In a series of benchmark tests, Intel's Habana Gaudi2 AI accelerator has demonstrated significant performance gains over both its predecessor and Nvidia's A100 80GB GPU. The new hardware, designed for deep learning workloads, delivered up to 3x the training speed of first-generation Gaudi and nearly 2x the speed of the A100 in BERT pre-training tasks.
Gaudi2 features 96GB of memory per accelerator, triple that of the original Gaudi, enabling larger batch sizes and faster convergence. For instance, pre-training BERT with a batch size of 64 samples per device took just 1 hour and 33 minutes on Gaudi2, compared to 8 hours and 53 minutes on first-gen Gaudi—a 5.75x reduction in total training time.

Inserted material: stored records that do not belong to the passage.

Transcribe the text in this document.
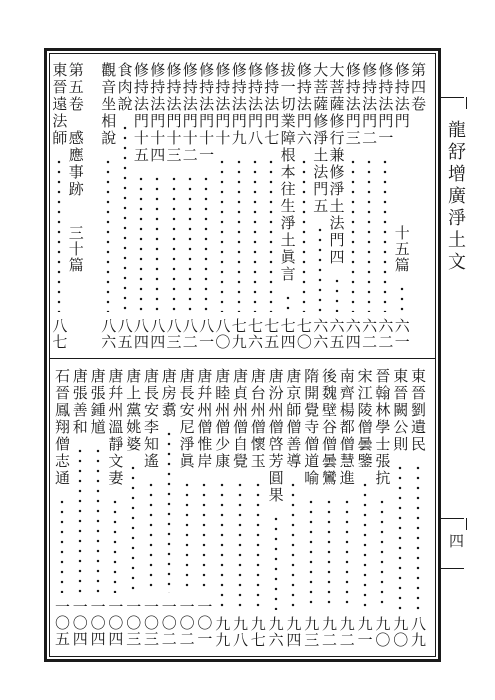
龍舒增廣淨土文
四
第四卷
修持法門
十五篇
六一
修持法門一
六二
修持法門二
六二
修持法門三
六四
大菩薩修行兼修淨土法門四
六五
大菩薩修淨土法門五
六六
修持法門六
七〇
拔一切業障根本往生淨土眞言
七四
修持法門七
七五
修持法門八
七六
修持法門九
七九
修持法門十
八〇
修持法門十一
八一
修持法門十二
八二
修持法門十三
八三
修持法門十四
八四
修持法門十五
八四
食肉說
八五
觀音坐相說
八六
第五卷　感應事跡
三十篇
東晉遠法師
八七
東晉劉遺民
八九
東晉闕公則
九〇
晉翰林學士張抗
九〇
宋江陵僧曇鑒
九一
南齊楊都僧慧進
九二
後魏壁谷僧曇鸞
九二
隋開覺寺僧道喻
九三
唐京師僧善導
九四
唐汾州僧啓芳圓果
九六
唐台州僧懷玉
九七
唐貞州僧自覺
九八
唐睦州僧少康
九九
唐幷州僧惟岸
一〇一
唐長安尼淨眞
一〇二
唐房翥
一〇二
唐長安李知遙
一〇三
唐上黨姚婆
一〇三
唐幷州溫靜文妻
一〇四
唐張鍾馗
一〇四
唐張善和
一〇四
石晉鳳翔僧志通
一〇五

Inference performance also saw a boost: Stable Diffusion image generation latency dropped to 0.925 seconds per image on Gaudi2, versus 3.25 seconds on first-gen Gaudi and 2.63 seconds on the A100. These results were achieved using the Optimum Habana library, which seamlessly supports both Gaudi generations.
Access to Gaudi2 is available through the Intel Developer Cloud, where users can request instances with eight Gaudi2 accelerators. The Habana SynapseAI SDK ensures compatibility, allowing existing workflows for first-gen Gaudi to run unchanged on the new hardware.